If you haven’t taken a university level course in 20 years or more, you may be unaware of a massive transformation that has occurred in that time frame. A friend of mine recently used the term, “Mail order degree”, which got me thinking about misconceptions around the validity of on-line course delivery and the emergence of fast-and-loose universities that confer advanced degrees by recognizing “life experience”. God knows there are a ton of them around.
Let’s get one thing clear: EVERY university in the world today uses on-line courses as part of their course delivery “mix”. I saw an interview with the president of an Ivy League university a couple of years ago, and he warned that any brick-and-mortar school that failed to embrace on-line course delivery would be out of business in a matter of a few years. My son recently completed his BA in Political Science at Concordia University in Montreal, a massive brick-and mortar school. Fifty percent (50%) of his courses were delivered on line over the course of his years there!! Every university selects the ratio of on-line to ass-in-the-seat classes….and this ratio is growing everywhere because:
- There is massive demand from students
- Real estate costs have become so astronomical that building more buildings simply isn’t feasible, especially for downtown campuses like McGill, Concordia, UCLA, etc.
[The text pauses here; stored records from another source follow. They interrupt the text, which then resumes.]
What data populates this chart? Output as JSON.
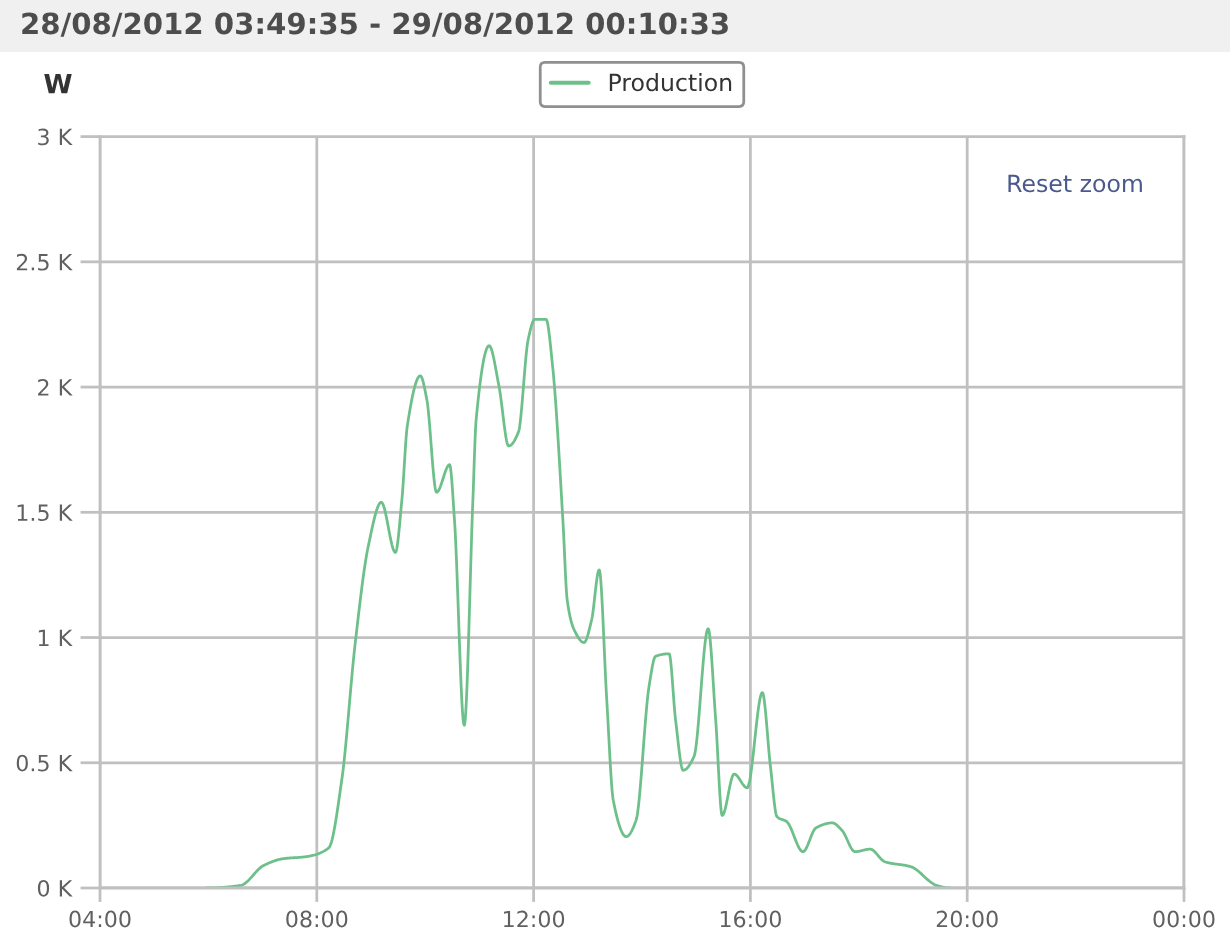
{
  "chart_data": {
    "type": "line",
    "title": "28/08/2012 03:49:35 - 29/08/2012 00:10:33",
    "ylabel": "W",
    "annotations": [
      "Reset zoom"
    ],
    "series": [
      {
        "name": "Production",
        "color": "#6dc08a",
        "x": [
          5.97,
          6.59,
          7.02,
          7.38,
          7.8,
          8.22,
          8.46,
          8.71,
          8.95,
          9.19,
          9.45,
          9.57,
          9.67,
          9.91,
          10.03,
          10.21,
          10.45,
          10.54,
          10.72,
          10.88,
          10.94,
          11.18,
          11.36,
          11.54,
          11.72,
          11.9,
          12.02,
          12.23,
          12.35,
          12.54,
          12.62,
          12.75,
          12.93,
          13.07,
          13.21,
          13.35,
          13.47,
          13.71,
          13.89,
          14.13,
          14.25,
          14.5,
          14.62,
          14.76,
          14.96,
          15.22,
          15.36,
          15.48,
          15.7,
          15.94,
          16.22,
          16.37,
          16.49,
          16.67,
          16.97,
          17.21,
          17.51,
          17.69,
          17.93,
          18.21,
          18.48,
          18.96,
          19.44,
          19.68
        ],
        "values": [
          0,
          10,
          90,
          117,
          125,
          160,
          430,
          980,
          1365,
          1540,
          1340,
          1550,
          1845,
          2045,
          1950,
          1580,
          1690,
          1470,
          650,
          1550,
          1870,
          2165,
          2005,
          1765,
          1820,
          2190,
          2270,
          2270,
          2085,
          1470,
          1150,
          1030,
          980,
          1070,
          1270,
          750,
          350,
          205,
          270,
          805,
          925,
          935,
          670,
          470,
          525,
          1035,
          670,
          290,
          455,
          400,
          780,
          485,
          285,
          265,
          145,
          240,
          260,
          230,
          145,
          155,
          105,
          85,
          10,
          0
        ]
      }
    ],
    "xlim": [
      4,
      24
    ],
    "xticks": [
      {
        "value": 4,
        "label": "04:00"
      },
      {
        "value": 8,
        "label": "08:00"
      },
      {
        "value": 12,
        "label": "12:00"
      },
      {
        "value": 16,
        "label": "16:00"
      },
      {
        "value": 20,
        "label": "20:00"
      },
      {
        "value": 24,
        "label": "00:00"
      }
    ],
    "ylim": [
      0,
      3000
    ],
    "yticks": [
      {
        "value": 0,
        "label": "0 K"
      },
      {
        "value": 500,
        "label": "0.5 K"
      },
      {
        "value": 1000,
        "label": "1 K"
      },
      {
        "value": 1500,
        "label": "1.5 K"
      },
      {
        "value": 2000,
        "label": "2 K"
      },
      {
        "value": 2500,
        "label": "2.5 K"
      },
      {
        "value": 3000,
        "label": "3 K"
      }
    ],
    "grid": true,
    "legend": "top"
  }
}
- It turns out that courses that don’t require hands-on lab work are taught (and learned) more effectively from home
- It is environmentally responsible to limit urban sprawl, gas consumption, building heating/cooling and maintenance, by limiting classes that require a physical presence only to courses that involve lab work.
So, how does one know if the money they are going to invest in their education is well, and more importantly, recognizably spent?
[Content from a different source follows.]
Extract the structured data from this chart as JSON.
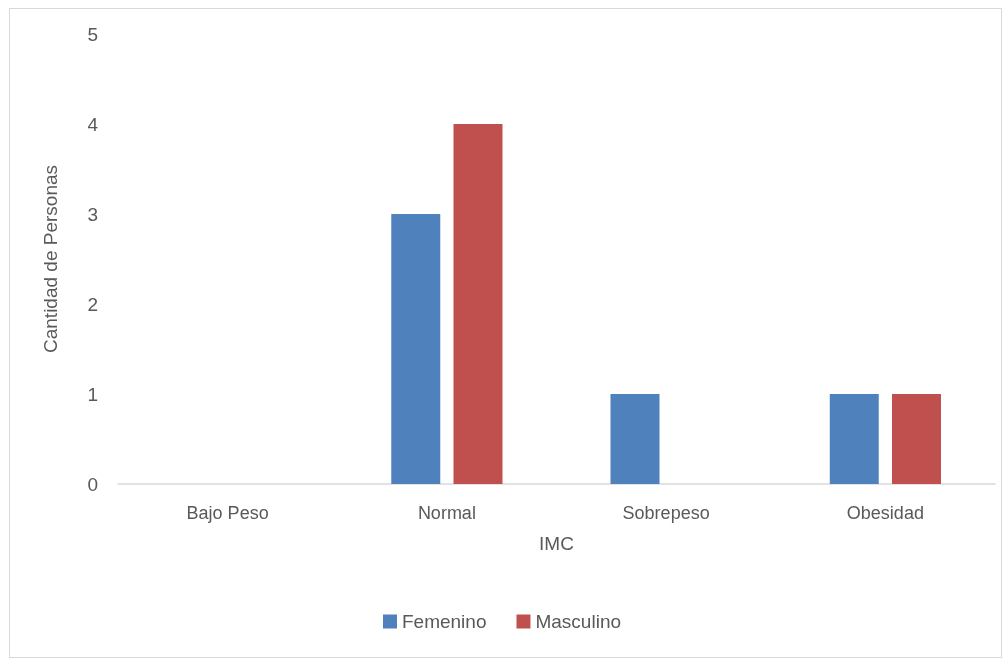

In Canada, it’s pretty easy. All universities are accredited by their respective provincial ministries of education, and all provinces recognize each other’s accreditation. This means that Chemistry 101 from McGill can be seamlessly transferred to UBC or the University of Manitoba, etc., without question.
In the USA, it’s equally simple, but you must know how it works:
Ten provinces are not so hard to manage, but imagine 50 state education departments trying to agree on standards? Fortunately, the US has set up a very simple and effective system in the form of 6 regional accreditation bodies that make up the Council for Higher Education Accreditation (CHEA). This council sets the standards and accredits all “real” universities in the USA. Once again, it means that Chemistry 101 taken at the University of Notre Dame can be seamlessly and unquestionably transferred to the University of Chicago, or Harvard, Yale, UCLA, etc. Of course, different universities may be “ranked” by various bodies as higher or lower in “prestige” based on the reputations of their professors, the amount of research being done, quality of their sports teams, etc. But from an educational perspective, the CHEA accreditation means that all accredited universities have met the same standards and expectations.
It is interesting to peruse the list of accredited Universities on the CHEA’s list. Take for example, the North Central Association region. You will note that some of the most prestigious universities in America, e.g., University of Notre Dame, University of Chicago, Northwestern University, Indiana University at Bloomington (where the classic movie Breaking Away was filmed), etc., are all accredited by the CHEA, as are some of the largest universities that have a higher on-line to brick-and mortar ratio, e.g., Capella University, Walden University, Fielding University, etc. It is notable that the CHEA makes no distinction between mode of course delivery and accreditation…in fact, it isn’t even mentioned because everyone is now doing it.
So, if you’re looking to pick a school, it’s pretty simple:
- Find a school that has the program you want to pursue and that the school is fully accredited by the CHEA.
- Find out if your specialized program is accredited by its respective body, e.g., a Ph.D. in Clinical Psychology should be additionally accredited by the American Psychological Association.
- Check out the cost. In the end, if the school is CHEA accredited, more expensive doesn’t mean better.
- Beware of pseudo-accreditation agencies. Most spurious universities will claim that they are “accredited”, but is is always from some private agency which they themselves have set up. Only CHEA accreditation assures you of a recognized and transferable education.